Okay, but Actually the Best Moment in the Show: When the young white couples in "White Kwanzaa" start revealing deep-seated racism by "accidentally" saying the n-word.


For Christmas

West of Lenin, through Dec 20

Reviewed by Rich Smith

How Many Stars Jesus Would Give It: half a recommended


What It's Like: This one's a real, um, Christ-miss . Act I: Santa and Jesus try to move a couch through a door. This nonissue is as boring and unrevealing of the characters as it sounds. Act II: Jesus and Santa play a drunken card game to determine who will win Christmas.
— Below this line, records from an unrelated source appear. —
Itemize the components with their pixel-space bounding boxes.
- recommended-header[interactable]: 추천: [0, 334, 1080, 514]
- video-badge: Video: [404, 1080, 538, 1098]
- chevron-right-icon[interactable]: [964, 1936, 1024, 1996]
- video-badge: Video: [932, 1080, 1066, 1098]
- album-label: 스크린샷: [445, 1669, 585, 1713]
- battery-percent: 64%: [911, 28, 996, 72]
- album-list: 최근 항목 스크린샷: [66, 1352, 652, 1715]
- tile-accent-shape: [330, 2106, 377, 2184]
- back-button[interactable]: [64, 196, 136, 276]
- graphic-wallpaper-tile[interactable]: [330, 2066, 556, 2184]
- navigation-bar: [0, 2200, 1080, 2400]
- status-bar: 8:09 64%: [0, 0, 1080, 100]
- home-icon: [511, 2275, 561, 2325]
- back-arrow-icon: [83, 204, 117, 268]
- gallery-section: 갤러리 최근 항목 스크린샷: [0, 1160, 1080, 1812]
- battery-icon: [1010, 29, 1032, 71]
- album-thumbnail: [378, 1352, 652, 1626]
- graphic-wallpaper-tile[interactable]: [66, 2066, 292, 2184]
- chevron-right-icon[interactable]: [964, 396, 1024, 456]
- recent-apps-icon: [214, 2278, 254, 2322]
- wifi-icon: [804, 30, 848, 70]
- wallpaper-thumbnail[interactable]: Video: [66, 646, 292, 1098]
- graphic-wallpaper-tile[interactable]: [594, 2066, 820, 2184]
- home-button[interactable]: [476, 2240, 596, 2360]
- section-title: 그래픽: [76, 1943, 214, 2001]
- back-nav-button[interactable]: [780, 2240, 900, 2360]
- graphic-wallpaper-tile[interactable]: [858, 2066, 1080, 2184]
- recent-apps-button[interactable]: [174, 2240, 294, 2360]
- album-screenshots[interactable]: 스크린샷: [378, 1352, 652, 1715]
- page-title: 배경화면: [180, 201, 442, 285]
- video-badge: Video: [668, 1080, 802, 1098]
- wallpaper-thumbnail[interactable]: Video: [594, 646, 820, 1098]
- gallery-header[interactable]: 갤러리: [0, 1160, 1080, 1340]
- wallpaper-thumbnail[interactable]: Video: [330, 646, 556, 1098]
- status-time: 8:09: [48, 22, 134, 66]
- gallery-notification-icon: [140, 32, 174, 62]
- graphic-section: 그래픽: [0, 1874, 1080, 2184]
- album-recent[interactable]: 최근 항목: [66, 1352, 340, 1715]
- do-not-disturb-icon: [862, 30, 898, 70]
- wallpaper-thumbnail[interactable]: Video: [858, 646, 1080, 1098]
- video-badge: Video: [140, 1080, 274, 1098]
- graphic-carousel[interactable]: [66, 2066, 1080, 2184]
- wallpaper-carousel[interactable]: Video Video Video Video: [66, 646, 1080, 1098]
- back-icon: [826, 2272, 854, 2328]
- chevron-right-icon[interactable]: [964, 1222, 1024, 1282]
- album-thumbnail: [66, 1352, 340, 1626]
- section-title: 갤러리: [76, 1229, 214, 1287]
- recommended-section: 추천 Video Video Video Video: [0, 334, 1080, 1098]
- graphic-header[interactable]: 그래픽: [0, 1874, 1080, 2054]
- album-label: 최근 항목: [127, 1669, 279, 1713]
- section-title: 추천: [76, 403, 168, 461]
My notes about the script: "If I have to watch two people drink and make bad jokes about Henry Weinhard's beer and have a stilted, half-remembered conversation about nothing for another minute, I'm going to scream." I did not scream, but trying not to do so was a chore.

What It Looks Like: A small audience (the area holds only 15 people) sits on boxes and trunks lined along the walls. The stage and seating situation, designed by Kasia Rozanska, makes sense considering the plot of Nick Edwards's script, but that's where the sense-making ends in this deeply boring and at times objectionable play.